Last week, we had an overview of “3 Tips to Manage The Madness In Your Business.” The first tip was shortening cycle times. Depending on the type of business you’re in, all of us have a sales cycle, delivery cycle and a billing/payment cycle. If you’re a product, manufacturing or contracting company, you also have inventory or work in process, which is included in your production cycle. In theory, if you are able to reduce the amount it takes to sell, make, deliver or collect your business can do more in the same amount of time.   Depending on your strategy and processes, you would choose to improve the cycle that has the most impact on your business either in financial or non-financial terms.

For example, if my strategy is to sell more I would look at the number of sales people I have and determine how many sales calls it takes before I get an order and calculate an average of sales calls to order. If it takes me 3.5 calls to get an order, then shortening my sales cycle 10% would be to improve my sales calls to order to 3.15. Let’s pretend I make 30 calls per month/330 calls per year. At 3.5 calls to an order, I get 94 orders. If I improve my close rate by 10%, then I get 104 orders. If my average order is $50,000, then 10 orders could give me as much as $500,000 in additional revenue for the year.

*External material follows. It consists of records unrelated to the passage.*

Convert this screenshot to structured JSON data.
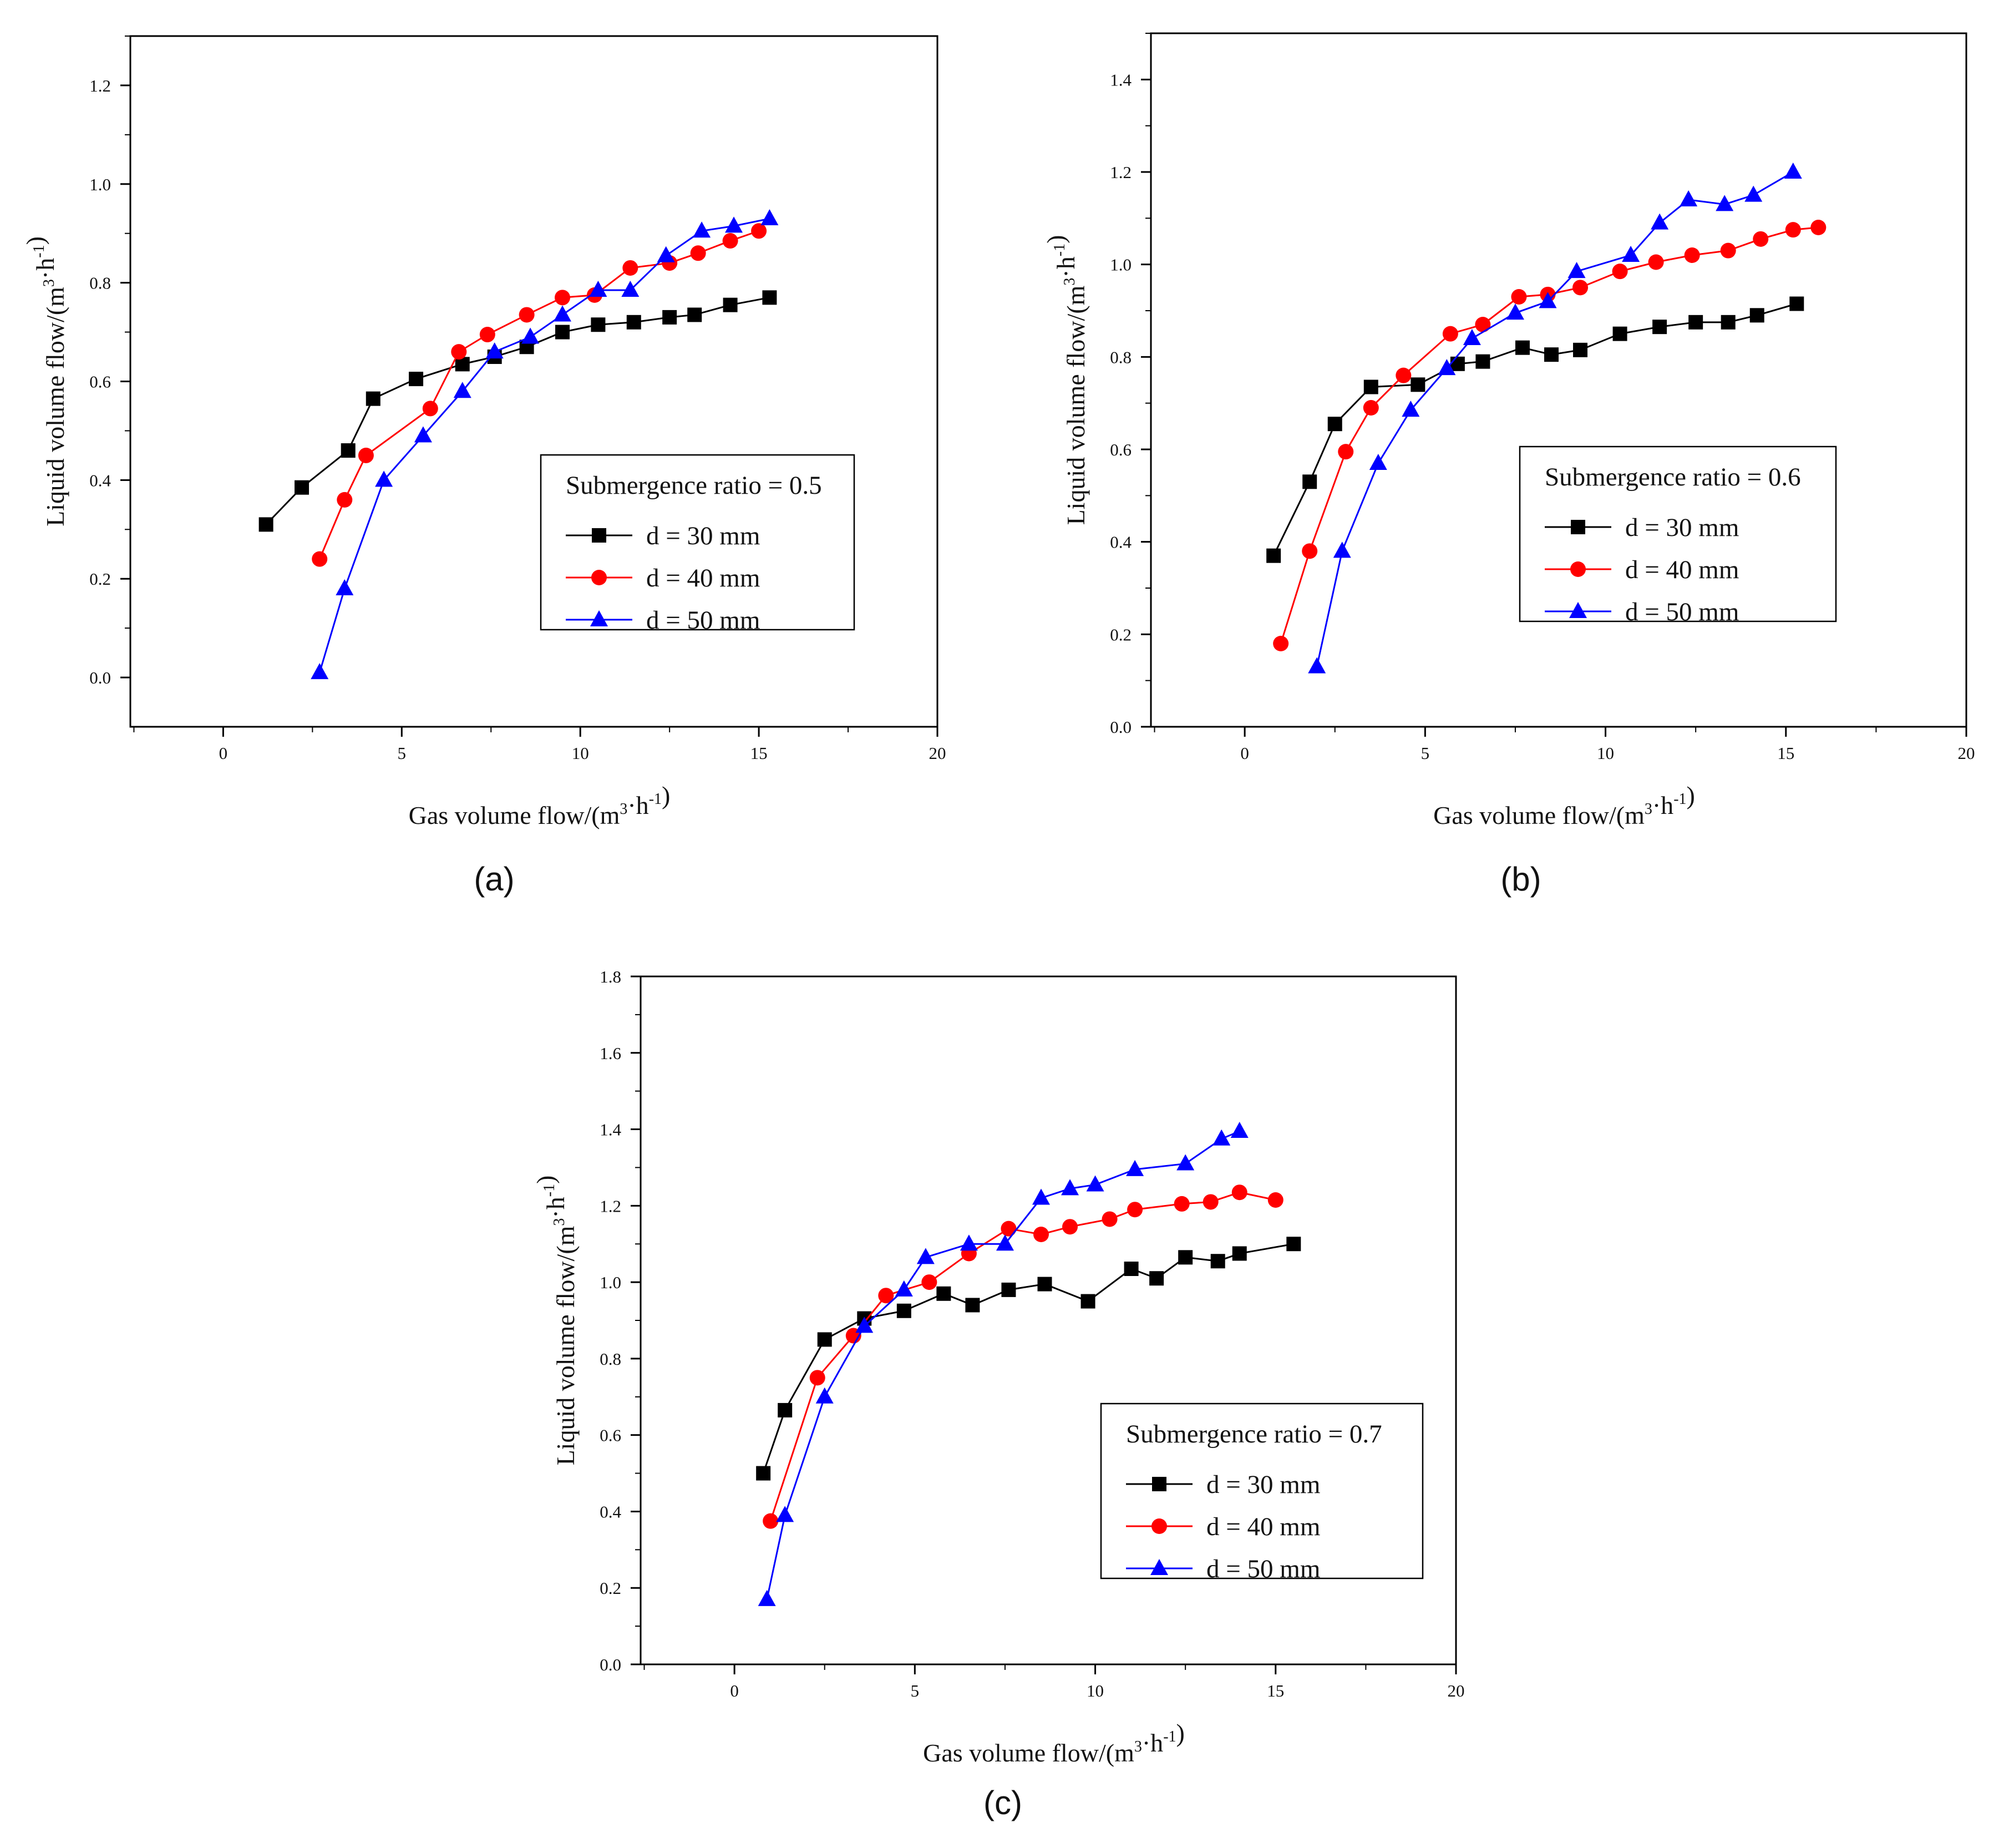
{
  "chart_data": [
    {
      "type": "line",
      "panel_label": "(a)",
      "xlabel": "Gas volume flow/(m3·h-1)",
      "ylabel": "Liquid volume flow/(m3·h-1)",
      "xlim": [
        -2.6,
        20
      ],
      "ylim": [
        -0.1,
        1.3
      ],
      "xticks": [
        "0",
        "5",
        "10",
        "15",
        "20"
      ],
      "yticks": [
        "0.0",
        "0.2",
        "0.4",
        "0.6",
        "0.8",
        "1.0",
        "1.2"
      ],
      "legend_title": "Submergence ratio = 0.5",
      "legend_position": "middle-right",
      "series": [
        {
          "name": "d = 30 mm",
          "color": "#000000",
          "marker": "square",
          "x": [
            1.2,
            2.2,
            3.5,
            4.2,
            5.4,
            6.7,
            7.6,
            8.5,
            9.5,
            10.5,
            11.5,
            12.5,
            13.2,
            14.2,
            15.3
          ],
          "y": [
            0.31,
            0.385,
            0.46,
            0.565,
            0.605,
            0.635,
            0.65,
            0.67,
            0.7,
            0.715,
            0.72,
            0.73,
            0.735,
            0.755,
            0.77
          ]
        },
        {
          "name": "d = 40 mm",
          "color": "#ff0000",
          "marker": "circle",
          "x": [
            2.7,
            3.4,
            4.0,
            5.8,
            6.6,
            7.4,
            8.5,
            9.5,
            10.4,
            11.4,
            12.5,
            13.3,
            14.2,
            15.0
          ],
          "y": [
            0.24,
            0.36,
            0.45,
            0.545,
            0.66,
            0.695,
            0.735,
            0.77,
            0.775,
            0.83,
            0.84,
            0.86,
            0.885,
            0.905
          ]
        },
        {
          "name": "d = 50 mm",
          "color": "#0000ff",
          "marker": "triangle",
          "x": [
            2.7,
            3.4,
            4.5,
            5.6,
            6.7,
            7.6,
            8.6,
            9.5,
            10.5,
            11.4,
            12.4,
            13.4,
            14.3,
            15.3
          ],
          "y": [
            0.01,
            0.18,
            0.4,
            0.49,
            0.58,
            0.66,
            0.69,
            0.735,
            0.785,
            0.785,
            0.855,
            0.905,
            0.915,
            0.93
          ]
        }
      ]
    },
    {
      "type": "line",
      "panel_label": "(b)",
      "xlabel": "Gas volume flow/(m3·h-1)",
      "ylabel": "Liquid volume flow/(m3·h-1)",
      "xlim": [
        -2.6,
        20
      ],
      "ylim": [
        0.0,
        1.5
      ],
      "xticks": [
        "0",
        "5",
        "10",
        "15",
        "20"
      ],
      "yticks": [
        "0.0",
        "0.2",
        "0.4",
        "0.6",
        "0.8",
        "1.0",
        "1.2",
        "1.4"
      ],
      "legend_title": "Submergence ratio = 0.6",
      "legend_position": "middle-right",
      "series": [
        {
          "name": "d = 30 mm",
          "color": "#000000",
          "marker": "square",
          "x": [
            0.8,
            1.8,
            2.5,
            3.5,
            4.8,
            5.9,
            6.6,
            7.7,
            8.5,
            9.3,
            10.4,
            11.5,
            12.5,
            13.4,
            14.2,
            15.3
          ],
          "y": [
            0.37,
            0.53,
            0.655,
            0.735,
            0.74,
            0.785,
            0.79,
            0.82,
            0.805,
            0.815,
            0.85,
            0.865,
            0.875,
            0.875,
            0.89,
            0.915
          ]
        },
        {
          "name": "d = 40 mm",
          "color": "#ff0000",
          "marker": "circle",
          "x": [
            1.0,
            1.8,
            2.8,
            3.5,
            4.4,
            5.7,
            6.6,
            7.6,
            8.4,
            9.3,
            10.4,
            11.4,
            12.4,
            13.4,
            14.3,
            15.2,
            15.9
          ],
          "y": [
            0.18,
            0.38,
            0.595,
            0.69,
            0.76,
            0.85,
            0.87,
            0.93,
            0.935,
            0.95,
            0.985,
            1.005,
            1.02,
            1.03,
            1.055,
            1.075,
            1.08
          ]
        },
        {
          "name": "d = 50 mm",
          "color": "#0000ff",
          "marker": "triangle",
          "x": [
            2.0,
            2.7,
            3.7,
            4.6,
            5.6,
            6.3,
            7.5,
            8.4,
            9.2,
            10.7,
            11.5,
            12.3,
            13.3,
            14.1,
            15.2
          ],
          "y": [
            0.13,
            0.38,
            0.57,
            0.685,
            0.775,
            0.84,
            0.895,
            0.92,
            0.985,
            1.02,
            1.09,
            1.14,
            1.13,
            1.15,
            1.2
          ]
        }
      ]
    },
    {
      "type": "line",
      "panel_label": "(c)",
      "xlabel": "Gas volume flow/(m3·h-1)",
      "ylabel": "Liquid volume flow/(m3·h-1)",
      "xlim": [
        -2.6,
        20
      ],
      "ylim": [
        0.0,
        1.8
      ],
      "xticks": [
        "0",
        "5",
        "10",
        "15",
        "20"
      ],
      "yticks": [
        "0.0",
        "0.2",
        "0.4",
        "0.6",
        "0.8",
        "1.0",
        "1.2",
        "1.4",
        "1.6",
        "1.8"
      ],
      "legend_title": "Submergence ratio = 0.7",
      "legend_position": "lower-right",
      "series": [
        {
          "name": "d = 30 mm",
          "color": "#000000",
          "marker": "square",
          "x": [
            0.8,
            1.4,
            2.5,
            3.6,
            4.7,
            5.8,
            6.6,
            7.6,
            8.6,
            9.8,
            11.0,
            11.7,
            12.5,
            13.4,
            14.0,
            15.5
          ],
          "y": [
            0.5,
            0.665,
            0.85,
            0.905,
            0.925,
            0.97,
            0.94,
            0.98,
            0.995,
            0.95,
            1.035,
            1.01,
            1.065,
            1.055,
            1.075,
            1.1
          ]
        },
        {
          "name": "d = 40 mm",
          "color": "#ff0000",
          "marker": "circle",
          "x": [
            1.0,
            2.3,
            3.3,
            4.2,
            5.4,
            6.5,
            7.6,
            8.5,
            9.3,
            10.4,
            11.1,
            12.4,
            13.2,
            14.0,
            15.0
          ],
          "y": [
            0.375,
            0.75,
            0.86,
            0.965,
            1.0,
            1.075,
            1.14,
            1.125,
            1.145,
            1.165,
            1.19,
            1.205,
            1.21,
            1.235,
            1.215
          ]
        },
        {
          "name": "d = 50 mm",
          "color": "#0000ff",
          "marker": "triangle",
          "x": [
            0.9,
            1.4,
            2.5,
            3.6,
            4.7,
            5.3,
            6.5,
            7.5,
            8.5,
            9.3,
            10.0,
            11.1,
            12.5,
            13.5,
            14.0
          ],
          "y": [
            0.17,
            0.39,
            0.7,
            0.885,
            0.98,
            1.065,
            1.1,
            1.1,
            1.22,
            1.245,
            1.255,
            1.295,
            1.31,
            1.375,
            1.395
          ]
        }
      ]
    }
  ]
}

The same logic can apply to your production, delivery or billing/payment cycles. In my last article we talked about a residential builder shortening his production cycle for building a house from 16 weeks to 14 weeks. In other words, you’re shortening your cycle time by 12.5%. If you build 200 houses per year at the current rate of 16 weeks, by shortening the production cycle time to 12.5%, you could build another 25 homes. If your average profit per home was $25,000, then that increases your gross profit by $500,000 when implemented.

When you decided to go faster, you must be aware of any quality deficiencies on the way. Because you’re asking people or processes to go faster than they have in the past, something is going to change and you have be alert of the outcomes generated because of the change and determine if you are sacrificing quality for quantity.

At this time, it’s probably helpful to establish some key performance indicators (KPI’s) to watch for in your financials. These key performance indicators could be things like revenue per client or sales person, gross profit per client or sales person, labor utilization rate, inventory or receivables turnover are all examples. You should pick the ones you want to focus on. Are you generating the expected results. why or why not? Generally, your ability to go faster will be a result of people being effective and efficient and having the proper processes in place to eliminate mistakes or redundancies or execution. Remember any change in cycle times could take as long as six months to see the impact in your financials so, be sure you give it ample time. What are some things you do to improve cycle times?